Des chercheurs de l’Institut de nanotechnologies d'Edmonton (Canada), dirigés par Robert Wolkow, en collaboration avec l’Institut Max Planck à Hambourg (Allemagne), ont mis au point des commutateurs de taille atomique qui pourraient ouvrir une nouvelle voie vers la miniaturisation des circuits électroniques. Ces commutateurs, destinés aux nanotechnologies, sont 100 fois plus petits que les plus petits commutateurs et transistors actuellement sur le marché.

Ces commutateurs atomiques permettent de développer des appareils électroniques basse consommation. Les chercheurs visent une division de l’énergie consommée par 100, par rapport aux smartphones et ordinateurs actuels. « Cela permettrait de résoudre un problème majeur auquel est confrontée aujourd'hui l'industrie des semi-conducteurs. Ils ont profité pendant plusieurs décennies de transistors plus petits, plus rapides, moins chers », a exposé Robert Wolkow, dans la revue Edmonton Journal.

Mais cette course à la miniaturisation, aussi appelée loi de Moore, touche à sa fin.
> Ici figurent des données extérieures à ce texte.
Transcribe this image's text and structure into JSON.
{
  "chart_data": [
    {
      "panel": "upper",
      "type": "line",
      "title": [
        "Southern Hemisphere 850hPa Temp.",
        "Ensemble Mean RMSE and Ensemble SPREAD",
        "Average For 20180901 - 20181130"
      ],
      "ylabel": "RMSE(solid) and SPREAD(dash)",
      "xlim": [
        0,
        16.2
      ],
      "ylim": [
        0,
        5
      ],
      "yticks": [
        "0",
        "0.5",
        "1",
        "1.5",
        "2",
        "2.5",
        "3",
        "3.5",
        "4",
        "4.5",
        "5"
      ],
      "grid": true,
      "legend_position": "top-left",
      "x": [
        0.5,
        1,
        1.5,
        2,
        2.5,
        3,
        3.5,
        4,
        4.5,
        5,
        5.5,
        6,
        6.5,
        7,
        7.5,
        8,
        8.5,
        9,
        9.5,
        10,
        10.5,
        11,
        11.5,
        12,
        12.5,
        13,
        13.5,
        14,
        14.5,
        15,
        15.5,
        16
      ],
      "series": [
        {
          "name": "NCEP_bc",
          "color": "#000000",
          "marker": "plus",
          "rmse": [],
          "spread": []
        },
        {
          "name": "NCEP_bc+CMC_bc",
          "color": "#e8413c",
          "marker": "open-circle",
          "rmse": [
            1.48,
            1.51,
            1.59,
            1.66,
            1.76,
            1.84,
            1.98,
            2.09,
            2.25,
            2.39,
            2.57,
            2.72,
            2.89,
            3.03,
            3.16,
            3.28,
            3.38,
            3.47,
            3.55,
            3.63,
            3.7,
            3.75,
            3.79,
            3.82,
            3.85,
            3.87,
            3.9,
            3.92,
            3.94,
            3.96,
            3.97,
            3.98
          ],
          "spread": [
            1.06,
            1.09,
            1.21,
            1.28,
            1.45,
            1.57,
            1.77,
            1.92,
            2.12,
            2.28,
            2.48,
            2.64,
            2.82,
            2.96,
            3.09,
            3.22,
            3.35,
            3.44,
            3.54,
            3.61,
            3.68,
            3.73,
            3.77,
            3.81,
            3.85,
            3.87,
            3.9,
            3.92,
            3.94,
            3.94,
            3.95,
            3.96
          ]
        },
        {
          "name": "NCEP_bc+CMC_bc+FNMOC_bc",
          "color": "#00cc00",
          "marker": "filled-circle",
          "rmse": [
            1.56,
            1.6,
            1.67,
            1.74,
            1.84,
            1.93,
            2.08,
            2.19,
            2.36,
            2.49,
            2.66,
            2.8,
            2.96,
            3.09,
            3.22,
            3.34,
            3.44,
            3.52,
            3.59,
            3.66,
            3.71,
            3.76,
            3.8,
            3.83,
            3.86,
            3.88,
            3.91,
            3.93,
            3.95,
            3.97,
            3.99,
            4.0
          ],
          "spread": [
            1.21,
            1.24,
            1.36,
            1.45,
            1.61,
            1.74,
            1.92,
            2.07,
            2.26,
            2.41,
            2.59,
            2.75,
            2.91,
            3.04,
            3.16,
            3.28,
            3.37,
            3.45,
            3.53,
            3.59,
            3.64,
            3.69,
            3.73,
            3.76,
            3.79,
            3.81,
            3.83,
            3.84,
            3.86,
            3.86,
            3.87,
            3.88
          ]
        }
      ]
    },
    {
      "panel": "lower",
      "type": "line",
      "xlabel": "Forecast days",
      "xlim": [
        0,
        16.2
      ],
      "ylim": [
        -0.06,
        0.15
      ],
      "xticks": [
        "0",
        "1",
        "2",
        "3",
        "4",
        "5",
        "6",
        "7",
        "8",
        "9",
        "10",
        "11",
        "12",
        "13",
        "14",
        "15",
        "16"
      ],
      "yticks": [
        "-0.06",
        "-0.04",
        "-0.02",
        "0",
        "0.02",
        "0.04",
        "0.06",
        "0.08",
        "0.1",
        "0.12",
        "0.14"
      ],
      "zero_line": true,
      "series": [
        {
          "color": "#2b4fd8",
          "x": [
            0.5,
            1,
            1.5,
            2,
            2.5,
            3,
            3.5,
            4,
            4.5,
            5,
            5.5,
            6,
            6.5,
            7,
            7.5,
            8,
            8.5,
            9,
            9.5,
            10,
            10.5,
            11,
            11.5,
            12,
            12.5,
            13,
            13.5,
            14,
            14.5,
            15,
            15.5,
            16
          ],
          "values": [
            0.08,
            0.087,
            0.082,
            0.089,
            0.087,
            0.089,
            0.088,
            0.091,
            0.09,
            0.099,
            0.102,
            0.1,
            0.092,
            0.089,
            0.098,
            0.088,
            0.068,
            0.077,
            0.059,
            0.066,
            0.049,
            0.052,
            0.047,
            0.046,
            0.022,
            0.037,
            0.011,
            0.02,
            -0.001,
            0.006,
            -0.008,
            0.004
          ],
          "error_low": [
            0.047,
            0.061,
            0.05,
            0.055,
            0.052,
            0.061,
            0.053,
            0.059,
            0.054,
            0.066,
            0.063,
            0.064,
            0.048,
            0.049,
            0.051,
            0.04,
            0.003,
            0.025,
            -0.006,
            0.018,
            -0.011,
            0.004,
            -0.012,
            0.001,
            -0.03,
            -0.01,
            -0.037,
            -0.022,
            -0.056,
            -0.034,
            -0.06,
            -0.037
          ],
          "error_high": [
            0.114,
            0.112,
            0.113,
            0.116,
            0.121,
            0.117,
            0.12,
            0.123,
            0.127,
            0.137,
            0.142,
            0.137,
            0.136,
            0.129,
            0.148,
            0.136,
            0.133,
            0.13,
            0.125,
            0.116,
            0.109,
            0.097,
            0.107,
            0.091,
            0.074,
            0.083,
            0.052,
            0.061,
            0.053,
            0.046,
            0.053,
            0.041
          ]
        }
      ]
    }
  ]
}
La miniaturisation des transistors provoque une surchauffe des composants, due à l’effet Joule, et oblige les ordinateurs à exécuter leur programme lentement. Leur montée en puissance est donc vouée à ralentir et à s’arrêter. Utiliser des commutateurs atomiques permettrait de contourner ce problème et d’augmenter la puissance des ordinateurs, sans entraîner de surchauffe.

Aujourd’hui, les transistors disponibles sur le marché mesurent 14 nanomètres, et chaque nanomètre contient 1000 atomes. Les commutateurs développés par l’équipe de chercheurs en contiennent seulement quelques-uns. Ils pourront être utilisés pour les nanotechnologies et les ordinateurs quantiques.